Last August, with schools closed for distance-only learning, a photo of two children doing schoolwork in the parking lot of a California Taco Bell so they could use the restaurant’s Wi-Fi went viral. For years, advocates have flagged the dangers of the digital divide, or unequal access to the Internet. It doesn’t just prevent students from finishing their homework; it also hampers people from contacting their doctors, staying informed and participating politically, accessing government services and benefits, and maintaining connections to family and friends across the world. In a society that increasingly assumes universal access, the inability to get online can lead to real suffering. The pandemic has raised the stakes of those disparities: Now even the administration of vaccines reveals the life-or-death consequences of the digital divide.
Getting a vaccine shouldn’t depend on having high-speed Internet service, a computer and familiarity with being online, but it often does. By reviewing digital resources such as The Washington Post’s tracker of vaccinations across the country, residents can stay informed about the coronavirus and sign up for vaccinations online. Yet more than 77 million people in the United States lack Internet at home — and worse, many of them do not have access to a smartphone, making it that much more difficult for them to learn what’s available when and to whom. According to a study from the Pew Research Center, more than 4 in 10 adults with incomes below $30,000 a year don’t have home broadband services or a computer, and 3 in 10 adults in the same income bracket don’t own a smartphone. And even when they are in the loop, these people must also resort to calling state hotlines and waiting for hours on hold to reserve what vaccination appointments remain after many have already been booked online. While some states and communities reserve a number of appointments daily for those calling in, most groups still assume that everyone has the time, Internet service and device to make their appointment on the Web.
Further, Black, Indigenous and Latino people, as well as older adults — the very populations hardest hit by the coronavirus — constitute a disproportionate share of those without Internet access. This means that despite efforts to prioritize vaccinations for those most at risk, people in these communities who lack the Internet service, devices or digital literacy they need to sign up for vaccines online are still left at higher risk of contracting and dying from the virus. Indeed, a study from January surveying states with public data on inoculations by race and ethnicity showed that shares of vaccinations among Black and Hispanic people are usually lower than their shares of the total population, with the percentage of vaccinated Black people smaller than their share of coronavirus cases in all states surveyed. Meanwhile, the share of vaccinations among White people is larger than their share of cases in the majority of the states surveyed, and larger than their share of deaths in more than half the states.

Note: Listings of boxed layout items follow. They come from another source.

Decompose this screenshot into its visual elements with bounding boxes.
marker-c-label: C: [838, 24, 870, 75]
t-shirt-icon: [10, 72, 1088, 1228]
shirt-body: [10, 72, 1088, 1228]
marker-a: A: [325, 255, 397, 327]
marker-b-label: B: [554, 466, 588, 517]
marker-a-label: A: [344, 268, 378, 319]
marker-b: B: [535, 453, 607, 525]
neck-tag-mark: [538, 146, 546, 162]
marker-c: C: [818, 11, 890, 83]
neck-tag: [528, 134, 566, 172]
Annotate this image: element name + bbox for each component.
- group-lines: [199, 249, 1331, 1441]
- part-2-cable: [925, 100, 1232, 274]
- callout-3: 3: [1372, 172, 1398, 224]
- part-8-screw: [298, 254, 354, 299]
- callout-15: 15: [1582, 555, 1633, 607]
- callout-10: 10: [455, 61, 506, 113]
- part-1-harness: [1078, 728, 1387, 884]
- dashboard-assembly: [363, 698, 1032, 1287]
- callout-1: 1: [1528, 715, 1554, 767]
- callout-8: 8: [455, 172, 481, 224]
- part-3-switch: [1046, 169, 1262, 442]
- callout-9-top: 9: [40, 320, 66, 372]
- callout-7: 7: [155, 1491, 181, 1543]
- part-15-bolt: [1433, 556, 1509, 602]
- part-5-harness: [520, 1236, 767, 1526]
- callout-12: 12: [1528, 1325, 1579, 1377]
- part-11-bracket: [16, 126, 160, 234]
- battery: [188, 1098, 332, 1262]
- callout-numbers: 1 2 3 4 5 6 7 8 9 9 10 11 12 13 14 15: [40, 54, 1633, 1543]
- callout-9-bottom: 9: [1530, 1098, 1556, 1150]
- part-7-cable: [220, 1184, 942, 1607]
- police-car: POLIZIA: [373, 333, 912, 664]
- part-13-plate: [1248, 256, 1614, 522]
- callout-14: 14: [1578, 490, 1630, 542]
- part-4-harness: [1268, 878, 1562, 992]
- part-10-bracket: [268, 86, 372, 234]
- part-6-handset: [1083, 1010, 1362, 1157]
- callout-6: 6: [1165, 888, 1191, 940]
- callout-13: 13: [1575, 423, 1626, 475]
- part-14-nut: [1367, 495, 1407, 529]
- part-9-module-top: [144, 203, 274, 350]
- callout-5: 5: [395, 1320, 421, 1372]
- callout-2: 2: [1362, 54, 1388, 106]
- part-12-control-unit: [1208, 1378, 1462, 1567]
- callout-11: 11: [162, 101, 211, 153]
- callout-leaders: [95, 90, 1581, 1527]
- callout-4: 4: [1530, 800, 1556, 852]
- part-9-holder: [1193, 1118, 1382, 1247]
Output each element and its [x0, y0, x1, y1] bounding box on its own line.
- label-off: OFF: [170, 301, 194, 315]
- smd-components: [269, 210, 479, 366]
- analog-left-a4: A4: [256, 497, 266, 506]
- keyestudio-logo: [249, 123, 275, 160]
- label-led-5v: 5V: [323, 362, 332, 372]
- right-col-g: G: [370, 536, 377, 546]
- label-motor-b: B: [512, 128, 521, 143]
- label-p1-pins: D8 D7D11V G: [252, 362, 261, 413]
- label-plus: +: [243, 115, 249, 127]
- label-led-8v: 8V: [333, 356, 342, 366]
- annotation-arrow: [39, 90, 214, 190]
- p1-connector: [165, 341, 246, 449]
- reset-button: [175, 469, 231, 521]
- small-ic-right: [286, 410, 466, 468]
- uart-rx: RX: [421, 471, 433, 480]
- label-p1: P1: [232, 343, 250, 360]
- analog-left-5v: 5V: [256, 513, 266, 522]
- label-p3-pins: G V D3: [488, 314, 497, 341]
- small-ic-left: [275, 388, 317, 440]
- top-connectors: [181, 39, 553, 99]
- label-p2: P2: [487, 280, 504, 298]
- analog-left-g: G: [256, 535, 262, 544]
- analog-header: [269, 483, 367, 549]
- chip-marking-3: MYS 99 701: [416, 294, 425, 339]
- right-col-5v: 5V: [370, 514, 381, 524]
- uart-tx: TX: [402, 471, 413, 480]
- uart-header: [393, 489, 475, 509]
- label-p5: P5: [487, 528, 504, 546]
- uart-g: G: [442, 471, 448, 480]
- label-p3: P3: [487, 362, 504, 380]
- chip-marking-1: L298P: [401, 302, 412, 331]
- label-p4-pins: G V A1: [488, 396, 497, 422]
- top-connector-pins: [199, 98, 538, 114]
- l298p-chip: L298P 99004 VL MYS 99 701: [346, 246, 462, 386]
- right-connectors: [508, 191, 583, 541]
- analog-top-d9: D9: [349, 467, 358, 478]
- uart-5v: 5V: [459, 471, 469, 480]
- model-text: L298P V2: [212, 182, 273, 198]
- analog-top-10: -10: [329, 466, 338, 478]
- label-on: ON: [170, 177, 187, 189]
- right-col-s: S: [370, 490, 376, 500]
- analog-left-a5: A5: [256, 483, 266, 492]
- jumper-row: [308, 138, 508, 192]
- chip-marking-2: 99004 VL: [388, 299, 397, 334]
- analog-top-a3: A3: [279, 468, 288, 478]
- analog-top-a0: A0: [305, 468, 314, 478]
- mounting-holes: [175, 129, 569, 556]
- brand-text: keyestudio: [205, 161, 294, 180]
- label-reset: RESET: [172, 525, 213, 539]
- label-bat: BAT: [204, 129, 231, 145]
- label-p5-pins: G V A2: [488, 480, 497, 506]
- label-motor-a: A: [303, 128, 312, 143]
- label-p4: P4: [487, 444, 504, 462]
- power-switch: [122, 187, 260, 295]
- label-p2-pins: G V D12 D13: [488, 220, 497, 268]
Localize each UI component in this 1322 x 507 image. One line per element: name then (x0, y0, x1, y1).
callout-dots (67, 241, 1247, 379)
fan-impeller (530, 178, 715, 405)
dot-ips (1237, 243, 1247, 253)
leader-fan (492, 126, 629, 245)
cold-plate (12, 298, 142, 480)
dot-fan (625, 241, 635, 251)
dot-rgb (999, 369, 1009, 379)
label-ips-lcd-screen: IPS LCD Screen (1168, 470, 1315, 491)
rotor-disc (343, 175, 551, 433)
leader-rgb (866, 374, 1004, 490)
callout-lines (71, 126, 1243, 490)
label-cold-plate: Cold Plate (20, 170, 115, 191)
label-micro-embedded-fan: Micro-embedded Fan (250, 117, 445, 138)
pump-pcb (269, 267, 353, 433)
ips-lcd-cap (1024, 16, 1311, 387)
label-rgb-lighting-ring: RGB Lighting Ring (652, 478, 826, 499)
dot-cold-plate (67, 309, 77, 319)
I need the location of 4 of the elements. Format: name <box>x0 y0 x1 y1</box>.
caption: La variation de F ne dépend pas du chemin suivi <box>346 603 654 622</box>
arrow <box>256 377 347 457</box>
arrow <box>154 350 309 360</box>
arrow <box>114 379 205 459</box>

It’s not a coincidence that the same people who are less likely to have Internet service at home are also those at highest risk for severe illness and death from covid-19. A study last spring showed that when states enacted social distancing directives, people living in areas with high-speed Internet were more likely to stay at home than people living in regions without it. Now, we’re seeing how those with high-speed Internet can more easily get vaccines. Having access to the Internet doesn’t just mean living somewhere with network infrastructure, which itself has been discriminately prioritized in higher-income areas: If one can’t afford Internet service or the devices to use it, that service is unavailable. According to a study by New America’s Open Technology Institute, the average monthly cost of Internet service in the United States is $68.38, not including the price of equipment like routers and modems. This means that low-income families, who make up roughly a third of front-line workers, and who are at high risk of getting infected or dying of covid-19, are less able to afford the Internet service they need to sign up for vaccinations.
Digital illiteracy and other accessibility challenges are also taking a toll on high-risk groups like seniors. There are accounts of seniors across the country having trouble accessing vaccinations because they aren’t familiar with computers and smartphone apps. One older retiree in Washington testified in front of the D.C. Council that she waited in a 400-person phone queue for a vaccination appointment, only to be turned away without even the option of leaving her name for a call back. Furthermore, online resources about the virus and vaccines are primarily in English and are not always accessible to those who have difficulty seeing. One son in Arizona reported that his mother hadn’t been able to schedule a vaccination because “she’s not an English speaker and doesn’t know technology well.”
In the short term, local, state and federal authorities will have to ensure that those without Internet access are vaccinated. More inclusive measures could include forming partnerships with community health clinics, taking vaccinations on the road in mobile clinics and ensuring analog forms of registration over the phone and at safe, in-person sites. Such provisions may help now, but until we overcome the inequities that made them necessary, the digital divide will remain dangerous for too many.